For months, Indonesian drugs convict Yohannes Ruli Karamoy watched his body wasting away, unaware that he had contracted tuberculosis.
“I would wake up at night, sweating and coughing non-stop,” 57-year-old Karamoy said as he waited to be examined by a doctor in a dimly lit clinic inside Jakarta’s fortress-like Cipinang prison.
“My chest felt heavy and I became very weak,” he said in a faint voice from behind a surgical mask.
The disease has left Karamoy frail and emaciated, weighing only 43 kilograms. His condition has improved since he began treatment in October, to the point where he can now walk two laps around the prison lawn.

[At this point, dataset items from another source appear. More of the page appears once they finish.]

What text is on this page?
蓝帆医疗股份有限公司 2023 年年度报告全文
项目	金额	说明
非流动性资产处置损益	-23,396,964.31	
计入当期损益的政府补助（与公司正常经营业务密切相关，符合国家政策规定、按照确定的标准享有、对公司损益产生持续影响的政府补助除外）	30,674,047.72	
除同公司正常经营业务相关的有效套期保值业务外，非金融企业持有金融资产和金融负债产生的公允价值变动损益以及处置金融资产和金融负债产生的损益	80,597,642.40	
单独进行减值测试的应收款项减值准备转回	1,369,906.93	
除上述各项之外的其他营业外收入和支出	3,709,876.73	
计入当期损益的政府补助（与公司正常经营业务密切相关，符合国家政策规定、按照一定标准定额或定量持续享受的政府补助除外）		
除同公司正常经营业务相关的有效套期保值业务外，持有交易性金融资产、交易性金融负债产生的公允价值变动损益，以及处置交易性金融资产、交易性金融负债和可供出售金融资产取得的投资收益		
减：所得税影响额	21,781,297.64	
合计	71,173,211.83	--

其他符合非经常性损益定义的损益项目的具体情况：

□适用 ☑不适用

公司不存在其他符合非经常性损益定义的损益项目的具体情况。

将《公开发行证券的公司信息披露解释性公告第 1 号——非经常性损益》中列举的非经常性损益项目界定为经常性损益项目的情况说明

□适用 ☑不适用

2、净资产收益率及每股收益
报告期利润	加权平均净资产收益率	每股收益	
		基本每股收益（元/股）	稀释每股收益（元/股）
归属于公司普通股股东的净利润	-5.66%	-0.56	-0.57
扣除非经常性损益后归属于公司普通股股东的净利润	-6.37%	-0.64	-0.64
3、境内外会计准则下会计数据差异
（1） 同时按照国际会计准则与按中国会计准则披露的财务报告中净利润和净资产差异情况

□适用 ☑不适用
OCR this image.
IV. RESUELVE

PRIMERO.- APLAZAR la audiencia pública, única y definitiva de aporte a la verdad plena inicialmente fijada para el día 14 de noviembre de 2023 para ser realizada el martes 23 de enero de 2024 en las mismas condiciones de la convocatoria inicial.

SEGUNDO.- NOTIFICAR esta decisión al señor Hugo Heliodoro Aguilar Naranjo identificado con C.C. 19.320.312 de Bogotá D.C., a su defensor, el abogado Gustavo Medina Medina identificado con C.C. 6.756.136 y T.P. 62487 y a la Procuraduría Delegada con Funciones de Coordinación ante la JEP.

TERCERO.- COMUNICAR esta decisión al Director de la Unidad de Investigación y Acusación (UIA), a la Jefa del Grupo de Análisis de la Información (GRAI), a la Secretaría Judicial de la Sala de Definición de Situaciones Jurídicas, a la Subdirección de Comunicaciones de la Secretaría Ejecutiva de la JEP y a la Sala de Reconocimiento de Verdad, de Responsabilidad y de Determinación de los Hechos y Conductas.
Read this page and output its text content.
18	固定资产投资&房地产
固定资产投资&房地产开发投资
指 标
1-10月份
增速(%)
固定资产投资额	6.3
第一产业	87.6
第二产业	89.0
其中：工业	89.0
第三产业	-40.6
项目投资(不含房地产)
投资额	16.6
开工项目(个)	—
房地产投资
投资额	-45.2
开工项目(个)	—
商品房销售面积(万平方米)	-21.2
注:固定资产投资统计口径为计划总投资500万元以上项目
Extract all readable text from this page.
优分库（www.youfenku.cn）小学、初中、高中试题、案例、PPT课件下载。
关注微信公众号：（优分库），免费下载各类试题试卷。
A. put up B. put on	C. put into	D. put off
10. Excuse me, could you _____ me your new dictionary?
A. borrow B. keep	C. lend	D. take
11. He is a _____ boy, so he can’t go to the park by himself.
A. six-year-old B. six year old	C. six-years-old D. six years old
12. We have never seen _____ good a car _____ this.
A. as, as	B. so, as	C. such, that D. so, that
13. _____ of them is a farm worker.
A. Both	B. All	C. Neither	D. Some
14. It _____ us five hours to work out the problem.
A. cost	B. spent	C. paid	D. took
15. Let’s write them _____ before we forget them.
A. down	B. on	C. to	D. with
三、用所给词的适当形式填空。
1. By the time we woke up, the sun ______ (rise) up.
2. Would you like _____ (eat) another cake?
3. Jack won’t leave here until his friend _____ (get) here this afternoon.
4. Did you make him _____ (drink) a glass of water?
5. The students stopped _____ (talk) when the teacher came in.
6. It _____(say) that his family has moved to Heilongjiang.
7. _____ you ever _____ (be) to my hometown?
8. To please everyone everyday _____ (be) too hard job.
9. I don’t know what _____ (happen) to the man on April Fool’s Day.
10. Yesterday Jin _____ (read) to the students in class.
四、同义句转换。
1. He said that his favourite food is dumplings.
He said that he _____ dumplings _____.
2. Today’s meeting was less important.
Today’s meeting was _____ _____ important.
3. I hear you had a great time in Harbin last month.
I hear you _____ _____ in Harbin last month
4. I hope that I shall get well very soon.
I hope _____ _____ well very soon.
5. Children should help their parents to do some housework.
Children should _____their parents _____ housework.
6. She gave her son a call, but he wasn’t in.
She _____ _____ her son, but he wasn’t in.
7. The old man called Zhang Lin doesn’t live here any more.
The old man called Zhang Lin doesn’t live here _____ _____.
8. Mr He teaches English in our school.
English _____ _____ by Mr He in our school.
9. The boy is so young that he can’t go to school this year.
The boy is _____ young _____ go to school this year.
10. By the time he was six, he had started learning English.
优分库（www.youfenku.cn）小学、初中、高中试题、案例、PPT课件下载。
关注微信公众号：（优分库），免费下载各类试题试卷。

Karamoy is far from alone in Indonesia in suffering from TB, a contagious bacterial infection that attacks the lungs.
The nation of 250 million people had the second-largest number of TB cases last year, at 10 per cent of the global total, behind only India, according to the World Health Organization.
An estimated 100,000 Indonesians in the general population die from TB each year, WHO statistics say, not including the many others who die after contracting HIV and TB.
Official figures show the rate of TB deaths in prisons is roughly the same, at around 40 per 100,000 people. In 2015, at least 70 inmates out of a prison population of about 180,000 died from the disease.
However, those fighting the spread of the infection in prisons believe these figures are significant underestimates.
“TB detection is low in prisons in the regions,” said Yulius Sumarli, a doctor at the Cipinang clinic. Many prisons do not have TB programmes in place at all, he said.
“It’s a challenge for prison authorities at the local level, given scant resources,” he said.
Severe overcrowding, a shortage of medical staff, and poor facilities are complicating government efforts to curb the disease.
Indonesia’s 477 prisons hold more than 181,000 inmates, even though they were designed for 118,000, according to the Justice Ministry.
Overcrowding is worse in prisons in major cities. The Cipinang prison in the capital, designed for 1,100 people, now has 3,300 inmates.
“That is why it is very important for us to detect as many cases as possible so they can be treated promptly and stop the disease from spreading further,” Sumarli said.
The government’s “war on drugs” has worsened overcrowding, with drug offenders like Karamoy accounting for about 80 per cent of inmates in many prisons, said Ummu Salamah, health chief at the country’s correctional department.
“We don’t agree that drug users should spend time in prisons, because this has put a lot of pressure on our resources,” Salamah said.
“The war on drugs sometimes contradicts rehabilitation policies,” she said.
Because many prisons lack isolation rooms, TB inmates often mix with healthy ones, said Yakub Gunawan, a programme manager at Red Institute, an organization which works with authorities to help inmates follow their TB and HIV/AIDS therapies.
“Imagine if in a 12-square-metre room with 20 people there’s one person with TB, how many people will get infected?” Gunawan said.
A TB person with active TB will stop infecting other people after two weeks of drug treatment, but many facilities in less-developed areas, mainly in eastern Indonesia, have no health staff at all.
“In remote places, we have agreements with local government health offices to send nurses and doctors from community clinics to prisons from time to time,” Salamah said.
On the Cipinang prison lawn, suspected TB cases arrive on a regular basis. Inmates wearing blue vests lined up in front of a table set up to register those who have TB symptoms.
“I’ve had a cough for about a week,” said 24-year-old Abladi, who is awaiting trial for drugs possession, his mouth covered with a white mask.
“Maybe it’s just the flu,” he said.
TB patient Karamoy said he would be released from prison in two months, after serving more than four years, but he has to finish his course of treatment.
“I want to be cured, so I’m making the best of my time here to get treatment because it’s free,” he said.